How to handle database migrations with Kubernetes and Skaffold

4/13/2019

The issue:

Locally, I use Skaffold (Kubernetes) to hot reload both the client side and server side of my code. When I shut it down, it deletes my server pod, including my /migrations/ folder and thus gets out of sync with my database alembic_version. On production, I'm not deleting my server pod, but I am rebuilding the docker image when I deploy which results in my /migrations/ folder being replaced.

The question

How do I handle these migrations so my database doesn't get out of sync?


application setup

Flask/Python API and use Flask Migrate. For those unfamiliar, what it does is create a migrations folder with version files like 5a7b1a44a69a_.py. Inside of that file are def upgrade() and downgrade() to manipulate the db. It also records the revision and down_revision references for the alembic_version table in my postgres pod.

Kubernetes and Docker setup

I have a server pod and postgres pod. I login to the shell of the server pod to run the migrate commands. It creates the version files inside of the docker container and updates the db.

To show a step-by-step example of the problem:

  1. sh into server-deployment pod and run db init.
  2. Migrations folder is created.
  3. perform migration on server-deployment which creates migration file and updates the db.
  4. postgres pod db gets alembic_version entered and an update.
  5. use skaffold delete or ctrl-c skaffold.
  6. server-deployment pod gets deleted, but postgres doesn't. Migrations folder goes away.
  7. Start back up skaffold and sh into server-deployment pod and try to run db migrate. Asks you to do an db init.
  8. If you try to downgrade from here, it doesn't do anything. Now server pod and postgres pod are out of sync in terms of alembic_version.

Final Notes

What I used to do pre-docker/kubernetes was run it locally and I would commit that migrations version file to my repo.
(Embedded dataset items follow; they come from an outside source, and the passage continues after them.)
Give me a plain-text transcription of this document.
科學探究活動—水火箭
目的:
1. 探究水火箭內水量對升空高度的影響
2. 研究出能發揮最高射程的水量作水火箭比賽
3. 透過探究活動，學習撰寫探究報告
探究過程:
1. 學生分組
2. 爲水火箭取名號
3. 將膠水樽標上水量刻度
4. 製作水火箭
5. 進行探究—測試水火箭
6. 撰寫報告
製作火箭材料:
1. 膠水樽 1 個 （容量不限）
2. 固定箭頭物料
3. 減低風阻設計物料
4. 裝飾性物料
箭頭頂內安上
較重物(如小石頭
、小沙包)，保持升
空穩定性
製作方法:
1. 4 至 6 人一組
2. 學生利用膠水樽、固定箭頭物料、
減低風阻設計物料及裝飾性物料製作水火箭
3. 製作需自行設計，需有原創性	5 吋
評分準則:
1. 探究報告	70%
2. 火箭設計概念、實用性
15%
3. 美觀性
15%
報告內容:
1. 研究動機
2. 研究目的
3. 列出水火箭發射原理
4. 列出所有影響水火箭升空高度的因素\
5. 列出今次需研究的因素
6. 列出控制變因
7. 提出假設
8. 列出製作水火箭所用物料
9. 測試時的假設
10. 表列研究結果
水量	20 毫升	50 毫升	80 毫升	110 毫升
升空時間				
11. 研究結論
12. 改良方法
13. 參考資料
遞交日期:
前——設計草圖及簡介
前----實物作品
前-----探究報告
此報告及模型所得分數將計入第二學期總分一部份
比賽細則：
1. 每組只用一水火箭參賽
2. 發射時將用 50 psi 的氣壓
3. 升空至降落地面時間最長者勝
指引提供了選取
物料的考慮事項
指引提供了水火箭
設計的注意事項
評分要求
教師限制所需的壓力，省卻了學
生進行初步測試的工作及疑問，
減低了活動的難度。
It was synced across all environments so everyone's repo was on the same alembic_version. I've considered created a separate, always-on "migrations-deployment" pod that is another instance of flask so that it never loses the /migrations/ folder. However, that seems like a really poor solution.


Hoping for best practices or ideas!

-- dizzy
docker
flask
kubernetes
skaffold

1 Answer

4/14/2019

I figured out a way to handle this. I'm not going to set it as the correct answer until someone else confirms if this is a good approach.
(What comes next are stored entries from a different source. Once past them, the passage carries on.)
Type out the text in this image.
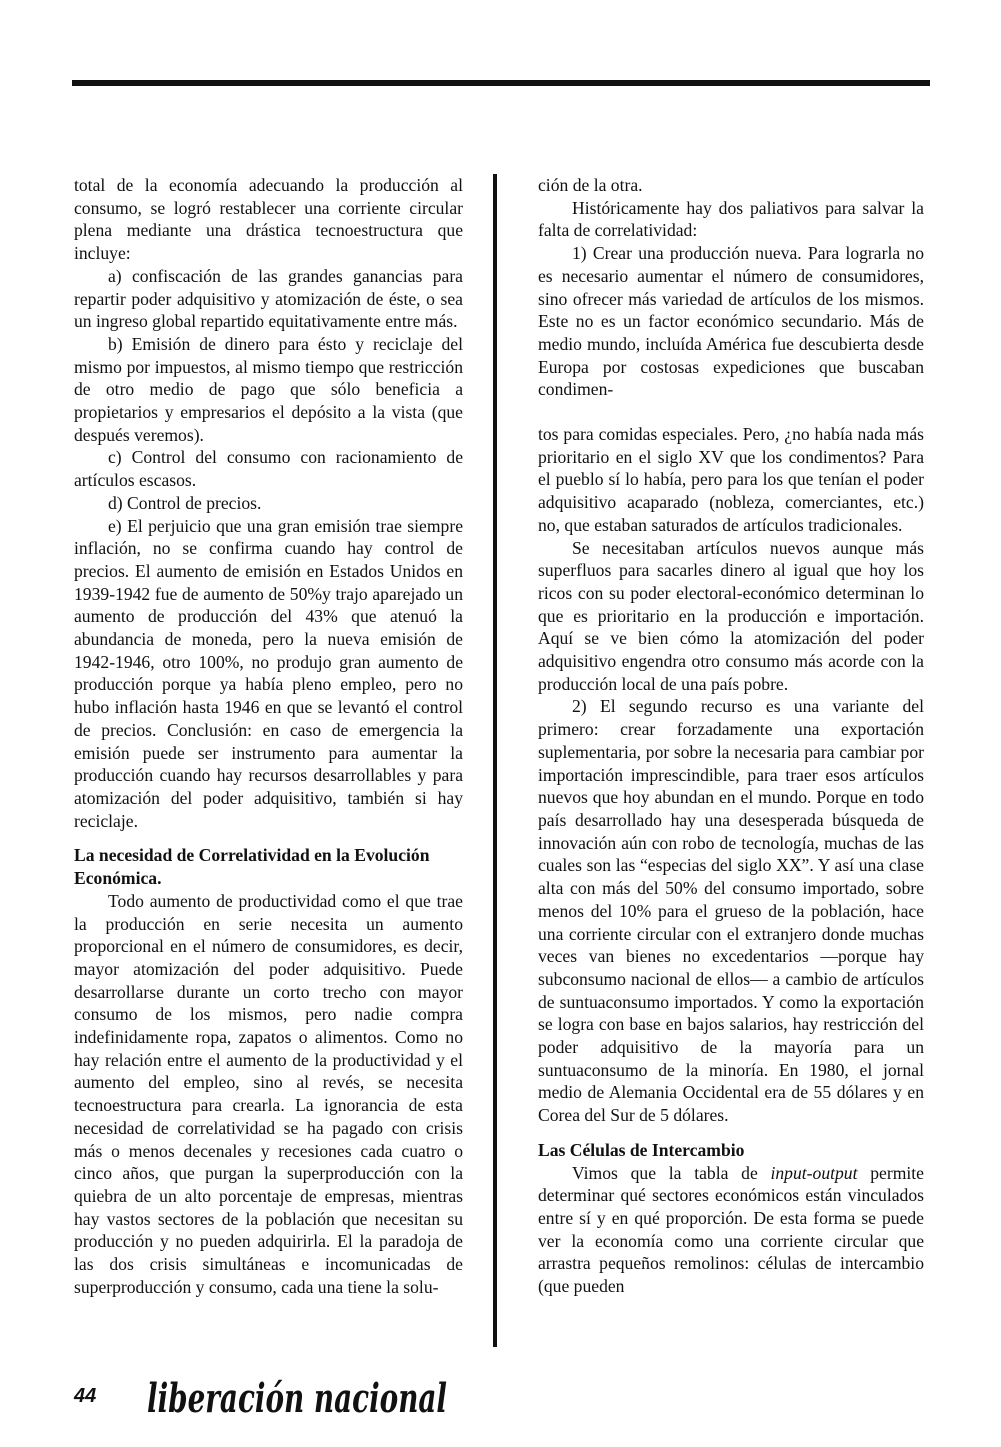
total de la economía adecuando la producción al consumo, se logró restablecer una corriente circular plena mediante una drástica tecnoestructura que incluye:

a) confiscación de las grandes ganancias para repartir poder adquisitivo y atomización de éste, o sea un ingreso global repartido equitativamente entre más.

b) Emisión de dinero para ésto y reciclaje del mismo por impuestos, al mismo tiempo que restricción de otro medio de pago que sólo beneficia a propietarios y empresarios el depósito a la vista (que después veremos).

c) Control del consumo con racionamiento de artículos escasos.

d) Control de precios.

e) El perjuicio que una gran emisión trae siempre inflación, no se confirma cuando hay control de precios. El aumento de emisión en Estados Unidos en 1939-1942 fue de aumento de 50%y trajo aparejado un aumento de producción del 43% que atenuó la abundancia de moneda, pero la nueva emisión de 1942-1946, otro 100%, no produjo gran aumento de producción porque ya había pleno empleo, pero no hubo inflación hasta 1946 en que se levantó el control de precios. Conclusión: en caso de emergencia la emisión puede ser instrumento para aumentar la producción cuando hay recursos desarrollables y para atomización del poder adquisitivo, también si hay reciclaje.

La necesidad de Correlatividad en la Evolución Económica.

Todo aumento de productividad como el que trae la producción en serie necesita un aumento proporcional en el número de consumidores, es decir, mayor atomización del poder adquisitivo. Puede desarrollarse durante un corto trecho con mayor consumo de los mismos, pero nadie compra indefinidamente ropa, zapatos o alimentos. Como no hay relación entre el aumento de la productividad y el aumento del empleo, sino al revés, se necesita tecnoestructura para crearla. La ignorancia de esta necesidad de correlatividad se ha pagado con crisis más o menos decenales y recesiones cada cuatro o cinco años, que purgan la superproducción con la quiebra de un alto porcentaje de empresas, mientras hay vastos sectores de la población que necesitan su producción y no pueden adquirirla. El la paradoja de las dos crisis simultáneas e incomunicadas de superproducción y consumo, cada una tiene la solu-

ción de la otra.

Históricamente hay dos paliativos para salvar la falta de correlatividad:

1) Crear una producción nueva. Para lograrla no es necesario aumentar el número de consumidores, sino ofrecer más variedad de artículos de los mismos. Este no es un factor económico secundario. Más de medio mundo, incluída América fue descubierta desde Europa por costosas expediciones que buscaban condimen-

tos para comidas especiales. Pero, ¿no había nada más prioritario en el siglo XV que los condimentos? Para el pueblo sí lo había, pero para los que tenían el poder adquisitivo acaparado (nobleza, comerciantes, etc.) no, que estaban saturados de artículos tradicionales.

Se necesitaban artículos nuevos aunque más superfluos para sacarles dinero al igual que hoy los ricos con su poder electoral-económico determinan lo que es prioritario en la producción e importación. Aquí se ve bien cómo la atomización del poder adquisitivo engendra otro consumo más acorde con la producción local de una país pobre.

2) El segundo recurso es una variante del primero: crear forzadamente una exportación suplementaria, por sobre la necesaria para cambiar por importación imprescindible, para traer esos artículos nuevos que hoy abundan en el mundo. Porque en todo país desarrollado hay una desesperada búsqueda de innovación aún con robo de tecnología, muchas de las cuales son las “especias del siglo XX”. Y así una clase alta con más del 50% del consumo importado, sobre menos del 10% para el grueso de la población, hace una corriente circular con el extranjero donde muchas veces van bienes no excedentarios —porque hay subconsumo nacional de ellos— a cambio de artículos de suntuaconsumo importados. Y como la exportación se logra con base en bajos salarios, hay restricción del poder adquisitivo de la mayoría para un suntuaconsumo de la minoría. En 1980, el jornal medio de Alemania Occidental era de 55 dólares y en Corea del Sur de 5 dólares.

Las Células de Intercambio

Vimos que la tabla de input-output permite determinar qué sectores económicos están vinculados entre sí y en qué proporción. De esta forma se puede ver la economía como una corriente circular que arrastra pequeños remolinos: células de intercambio (que pueden

44 liberación nacional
Basically, what I did was create a Persistent Volume Claim. Inside the server-deployment I hook up the migrations/ folder to that Persistent Volume. That way, whenever the pod gets deleted, the migrations/ folder remains and gets persisted across pod restarts.

It would look something like this inside the server deployment.

      containers:
      ..........
        volumeMounts:
          - name: migrationstuff
            mountPath: 'MyServerApplicationDirectory/migrations'
      volumes:
        - name: migrationstuff
          persistentVolumeClaim:
            claimName: migrate-pvc

The PVC would look like this:

apiVersion: v1
kind: PersistentVolumeClaim
metadata:
  name: migrate-pvc
spec:
  accessModes:
    - ReadWriteOnce
  resources:
    requests:
      storage: 1Gi

For those who decide to take this approach with flask migrate, there's a tricky "chicken or the egg" issue. When you run flask db init, it creates the migrations/ folder with some stuff in it. However, if there's a PVC creating the empty migrations/ folder, flask migrate already thinks the folder exists. You can't delete the folder either with rmdir because it's got a working process on it. However, you need to get the contents of the flask migrate init command into the empty migrations/ folder.....

The trick I found was:

python flask db init --directory migration
mv migration/* migrations/

This intialized all the files you need into a new "migration" folder. You then copy it all into the migrations/ folder to persist from then on. Flask migrate automatically looks for that folder if you leave out the --directory flag.

Then delete the migration folder rmdir migration(or just wait until your pod restarts in which case it'll disappear anyways).

You now have a proper migrations/ folder with everything in it. When you close your flask pod and restarted, the PVC injects that filled up migrations/ folder back into the pod. I can now upgrade/downgrade. Just have to be careful not to delete the pvc!